Friday, January 13, 2017

Day 1 - First Exposure

December 15, 2016 was my very first day at work.



The world felt so big and bright and strange! Excitement and anxiety were abundant. My guts did many roller-coasters as I took in new sights and new practices. Familiar faces helped me blend into the new picture. I remember meeting three specific new faces that day.

****

"Hello! I'm ready! 

Good morning! I'm new.

What do I do here?

Sure, I can do that.

Where can I find these?

How do I do this?

How long have you been here?

(I hope to be as professional as you soon!)

I want to help.

Okay, let's do this!

Thank you so much.

Goodbye. 

(I hope to see you all tomorrow!)"

****

Special thanks to Mrs. Jingkie for providing such a warm, friendly, no-pressure atmosphere! I fell in love with your patience and interest in me. At first glance I was intimidated! But quickly I learned how motherly and friendly you are. You taught me by letting me try for myself. What you've taught me has helped me in similar situations up to this day. You are amazing! You will always be a special favorite to me. 

To Ms. Cheermay: I was so happy to see you! There was no awkwardness with you. I was able to let my guard down. I felt that we were like peas in a pod. But perhaps I took it too far. It hurt that you tricked me into doing something you didn't want to do. I forgave you. 

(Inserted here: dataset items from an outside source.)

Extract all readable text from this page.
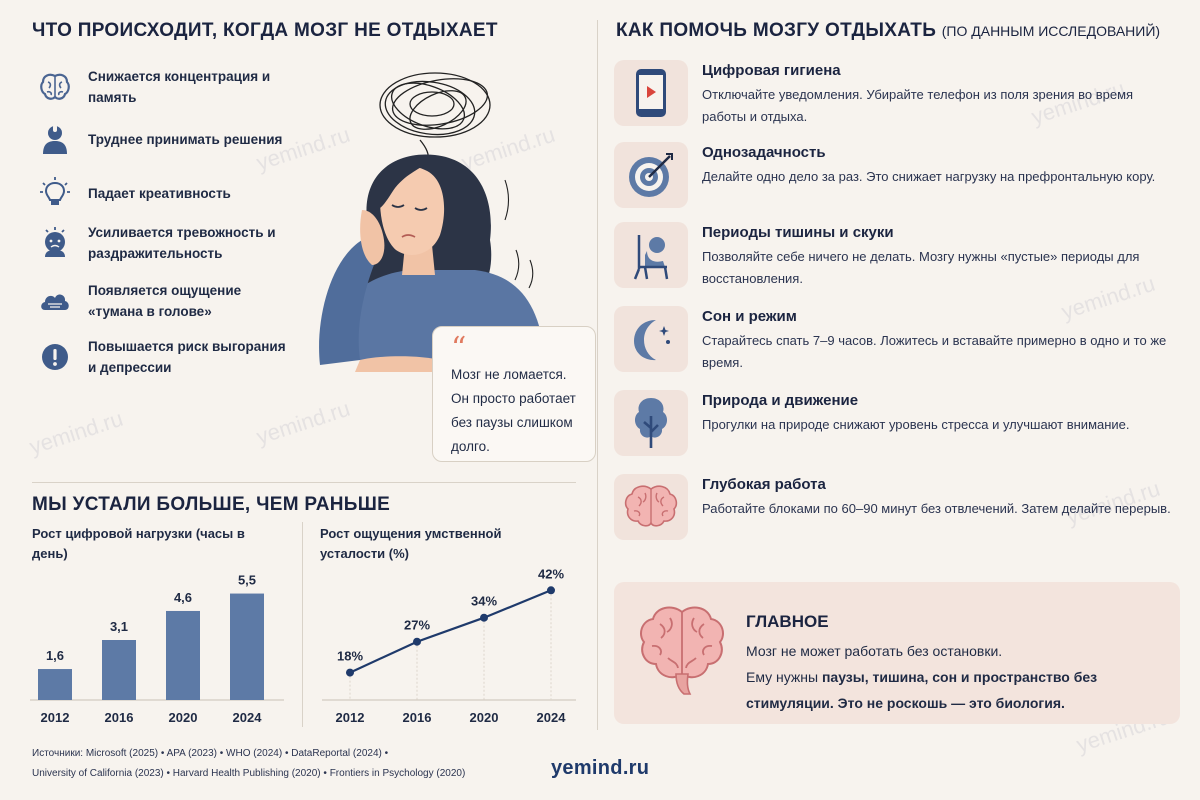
yemind.ru
yemind.ru
yemind.ru
yemind.ru
yemind.ru
yemind.ru
yemind.ru
yemind.ru
ЧТО ПРОИСХОДИТ, КОГДА МОЗГ НЕ ОТДЫХАЕТ
Снижается концентрация и память
Труднее принимать решения
Падает креативность
Усиливается тревожность и раздражительность
Появляется ощущение «тумана в голове»
Повышается риск выгорания и депрессии
“
Мозг не ломается. Он просто работает без паузы слишком долго.
МЫ УСТАЛИ БОЛЬШЕ, ЧЕМ РАНЬШЕ
Рост цифровой нагрузки (часы в день)
Рост ощущения умственной усталости (%)
1,6
2012
3,1
2016
4,6
2020
5,5
2024
18%
2012
27%
2016
34%
2020
42%
2024
КАК ПОМОЧЬ МОЗГУ ОТДЫХАТЬ (ПО ДАННЫМ ИССЛЕДОВАНИЙ)
Цифровая гигиена
Отключайте уведомления. Убирайте телефон из поля зрения во время работы и отдыха.
Однозадачность
Делайте одно дело за раз. Это снижает нагрузку на префронтальную кору.
Периоды тишины и скуки
Позволяйте себе ничего не делать. Мозгу нужны «пустые» периоды для восстановления.
Сон и режим
Старайтесь спать 7–9 часов. Ложитесь и вставайте примерно в одно и то же время.
Природа и движение
Прогулки на природе снижают уровень стресса и улучшают внимание.
Глубокая работа
Работайте блоками по 60–90 минут без отвлечений. Затем делайте перерыв.
ГЛАВНОЕ
Мозг не может работать без остановки.
Ему нужны паузы, тишина, сон и пространство без стимуляции. Это не роскошь — это биология.
Источники: Microsoft (2025) • APA (2023) • WHO (2024) • DataReportal (2024) •
University of California (2023) • Harvard Health Publishing (2020) • Frontiers in Psychology (2020)	yemind.ru
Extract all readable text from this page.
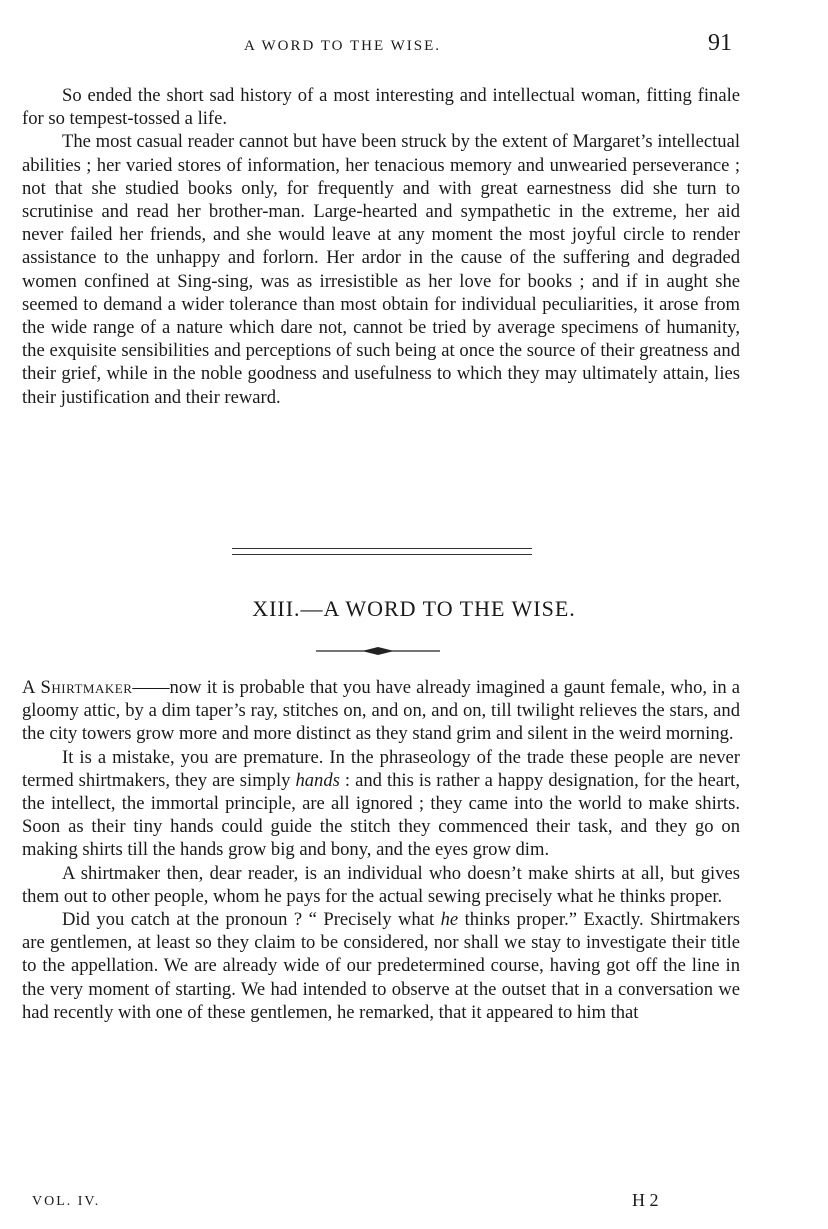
A WORD TO THE WISE.	91

So ended the short sad history of a most interesting and intellectual woman, fitting finale for so tempest-tossed a life.

The most casual reader cannot but have been struck by the extent of Margaret’s intellectual abilities ; her varied stores of information, her tenacious memory and unwearied perseverance ; not that she studied books only, for frequently and with great earnestness did she turn to scrutinise and read her brother-man. Large-hearted and sympathetic in the extreme, her aid never failed her friends, and she would leave at any moment the most joyful circle to render assistance to the unhappy and forlorn. Her ardor in the cause of the suffering and degraded women confined at Sing-sing, was as irresistible as her love for books ; and if in aught she seemed to demand a wider tolerance than most obtain for individual peculiarities, it arose from the wide range of a nature which dare not, cannot be tried by average specimens of humanity, the exquisite sensibilities and perceptions of such being at once the source of their greatness and their grief, while in the noble goodness and usefulness to which they may ultimately attain, lies their justification and their reward.

XIII.—A WORD TO THE WISE.

A Shirtmaker——now it is probable that you have already imagined a gaunt female, who, in a gloomy attic, by a dim taper’s ray, stitches on, and on, and on, till twilight relieves the stars, and the city towers grow more and more distinct as they stand grim and silent in the weird morning.

It is a mistake, you are premature. In the phraseology of the trade these people are never termed shirtmakers, they are simply hands : and this is rather a happy designation, for the heart, the intellect, the immortal principle, are all ignored ; they came into the world to make shirts. Soon as their tiny hands could guide the stitch they commenced their task, and they go on making shirts till the hands grow big and bony, and the eyes grow dim.

A shirtmaker then, dear reader, is an individual who doesn’t make shirts at all, but gives them out to other people, whom he pays for the actual sewing precisely what he thinks proper.

Did you catch at the pronoun ? “ Precisely what he thinks proper.” Exactly. Shirtmakers are gentlemen, at least so they claim to be considered, nor shall we stay to investigate their title to the appellation. We are already wide of our predetermined course, having got off the line in the very moment of starting. We had intended to observe at the outset that in a conversation we had recently with one of these gentlemen, he remarked, that it appeared to him that

VOL. IV.	H 2
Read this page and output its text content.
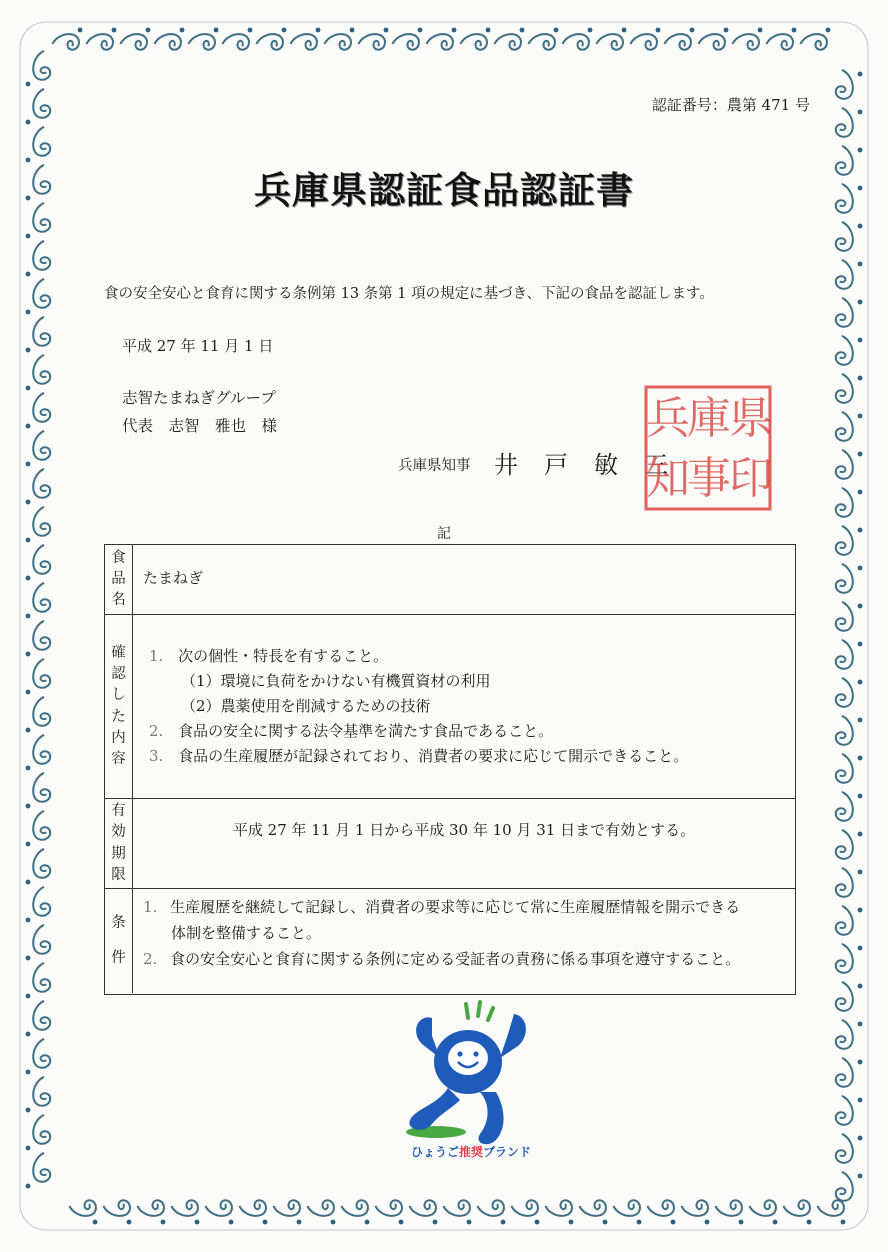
認証番号：農第 471 号
兵庫県認証食品認証書
食の安全安心と食育に関する条例第 13 条第 1 項の規定に基づき、下記の食品を認証します。
平成 27 年 11 月 1 日
志智たまねぎグループ
代表　志智　雅也　様
兵庫県知事 井　戸　敏　三
県
庫
兵
印
事
知
記
食
品
名
たまねぎ
確
認
し
た
内
容
1. 次の個性・特長を有すること。
（1）環境に負荷をかけない有機質資材の利用
（2）農薬使用を削減するための技術
2. 食品の安全に関する法令基準を満たす食品であること。
3. 食品の生産履歴が記録されており、消費者の要求に応じて開示できること。
有
効
期
限
平成 27 年 11 月 1 日から平成 30 年 10 月 31 日まで有効とする。
条
件
1. 生産履歴を継続して記録し、消費者の要求等に応じて常に生産履歴情報を開示できる
体制を整備すること。
2. 食の安全安心と食育に関する条例に定める受証者の責務に係る事項を遵守すること。
ひょうご推奨ブランド
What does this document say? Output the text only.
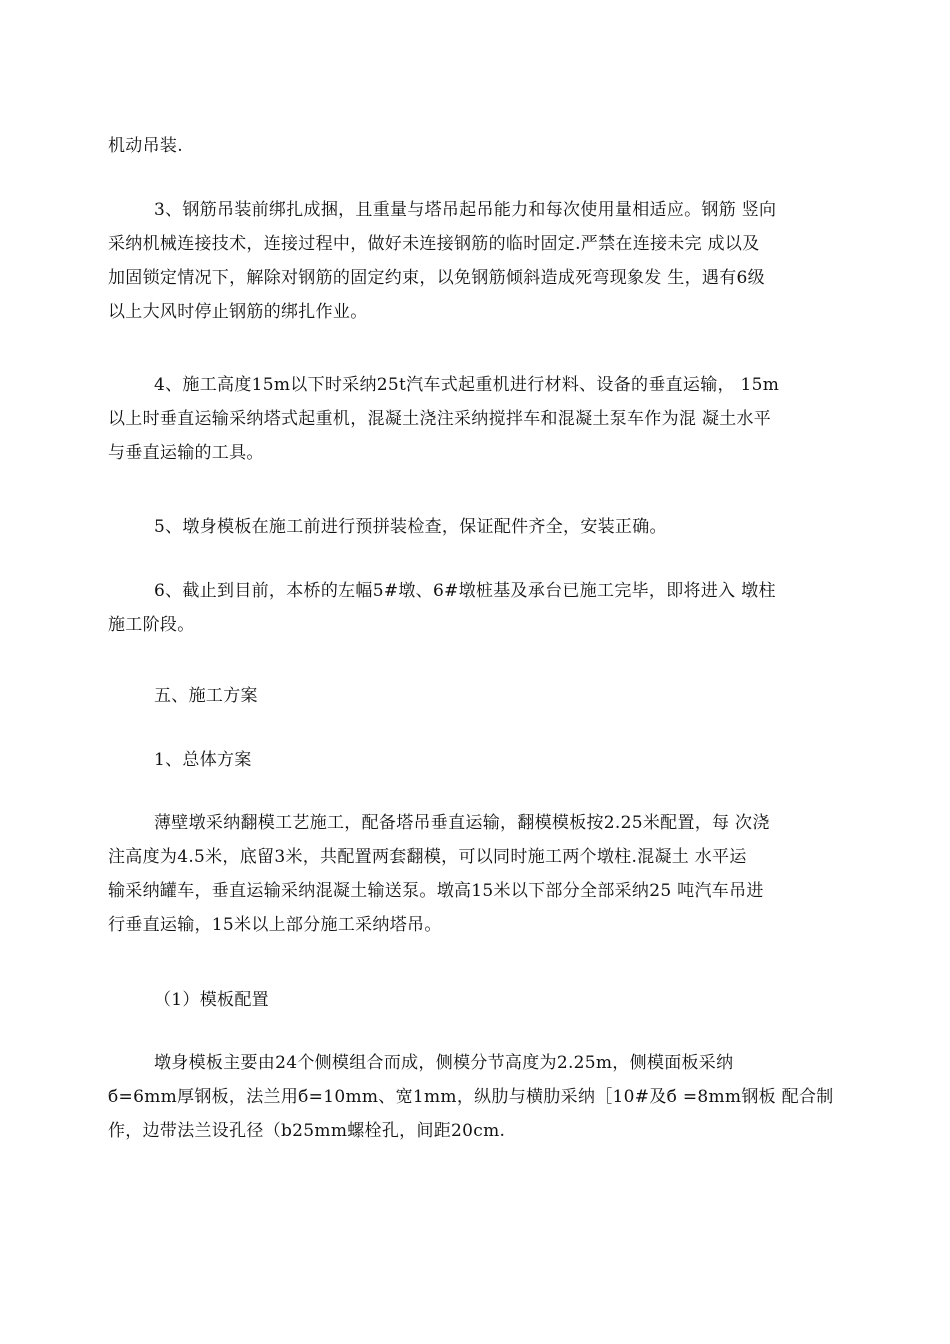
机动吊装.

3、钢筋吊装前绑扎成捆，且重量与塔吊起吊能力和每次使用量相适应。钢筋 竖向
采纳机械连接技术，连接过程中，做好未连接钢筋的临时固定.严禁在连接未完 成以及
加固锁定情况下，解除对钢筋的固定约束，以免钢筋倾斜造成死弯现象发 生，遇有6级
以上大风时停止钢筋的绑扎作业。

4、施工高度15m以下时采纳25t汽车式起重机进行材料、设备的垂直运输， 15m
以上时垂直运输采纳塔式起重机，混凝土浇注采纳搅拌车和混凝土泵车作为混 凝土水平
与垂直运输的工具。

5、墩身模板在施工前进行预拼装检查，保证配件齐全，安装正确。

6、截止到目前，本桥的左幅5#墩、6#墩桩基及承台已施工完毕，即将进入 墩柱
施工阶段。

五、施工方案

1、总体方案

薄壁墩采纳翻模工艺施工，配备塔吊垂直运输，翻模模板按2.25米配置，每 次浇
注高度为4.5米，底留3米，共配置两套翻模，可以同时施工两个墩柱.混凝土 水平运
输采纳罐车，垂直运输采纳混凝土输送泵。墩高15米以下部分全部采纳25 吨汽车吊进
行垂直运输，15米以上部分施工采纳塔吊。

（1）模板配置

墩身模板主要由24个侧模组合而成，侧模分节高度为2.25m，侧模面板采纳
б=6mm厚钢板，法兰用б=10mm、宽1mm，纵肋与横肋采纳［10#及б =8mm钢板 配合制
作，边带法兰设孔径（b25mm螺栓孔，间距20cm.
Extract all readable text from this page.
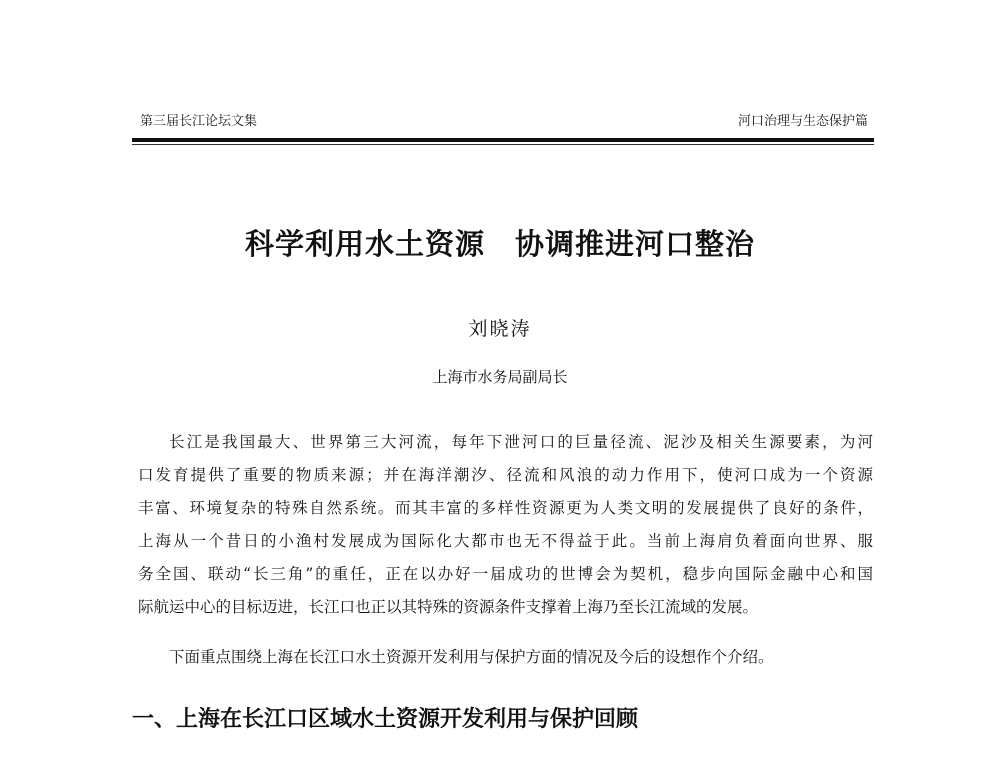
第三届长江论坛文集	河口治理与生态保护篇
科学利用水土资源　协调推进河口整治
刘晓涛
上海市水务局副局长
长江是我国最大、世界第三大河流，每年下泄河口的巨量径流、泥沙及相关生源要素，为河
口发育提供了重要的物质来源；并在海洋潮汐、径流和风浪的动力作用下，使河口成为一个资源
丰富、环境复杂的特殊自然系统。而其丰富的多样性资源更为人类文明的发展提供了良好的条件，
上海从一个昔日的小渔村发展成为国际化大都市也无不得益于此。当前上海肩负着面向世界、服
务全国、联动“长三角”的重任，正在以办好一届成功的世博会为契机，稳步向国际金融中心和国
际航运中心的目标迈进，长江口也正以其特殊的资源条件支撑着上海乃至长江流域的发展。
下面重点围绕上海在长江口水土资源开发利用与保护方面的情况及今后的设想作个介绍。
一、上海在长江口区域水土资源开发利用与保护回顾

To Ms. Irene: Thank you for being kind! I didn't expect it from you. I thought you would do more staring than speaking to me. But you were so gentle and kind and you talked to me a lot. I liked you very quickly! But in the end you went along with Ms. Cheermay's prank. At least it wasn't your idea. You just went with it. I forgave you. 

To Mr. Moses: I was nervous when you showed up. You opened my mind to the fact that there were many more strangers to meet. I got even more anxious when you didn't even really try to talk to me, the newbie. A barrier was immediately formed. But Sir, I'm sorry for not acknowledging you as much as I should have. It didn't have to be you, it could have been me to break the ice. My anxiety ate me up. I made a mental note to be kinder to you in the future. I didn't dislike you. You were on the more favorable side.

To Mr. Eduard: I was not as nervous when I first saw you. You smiled at first glance--no, you were smiling even before you saw me. Thus you came off quite friendly, but perhaps too friendly that I felt the need to keep distance. But you got me with your constant smile. It never left your face even when you fumbled as you taught me things. I appreciated that you spoke to me directly and without all the complaints about English. I'm sorry, but I did not remember your name that day.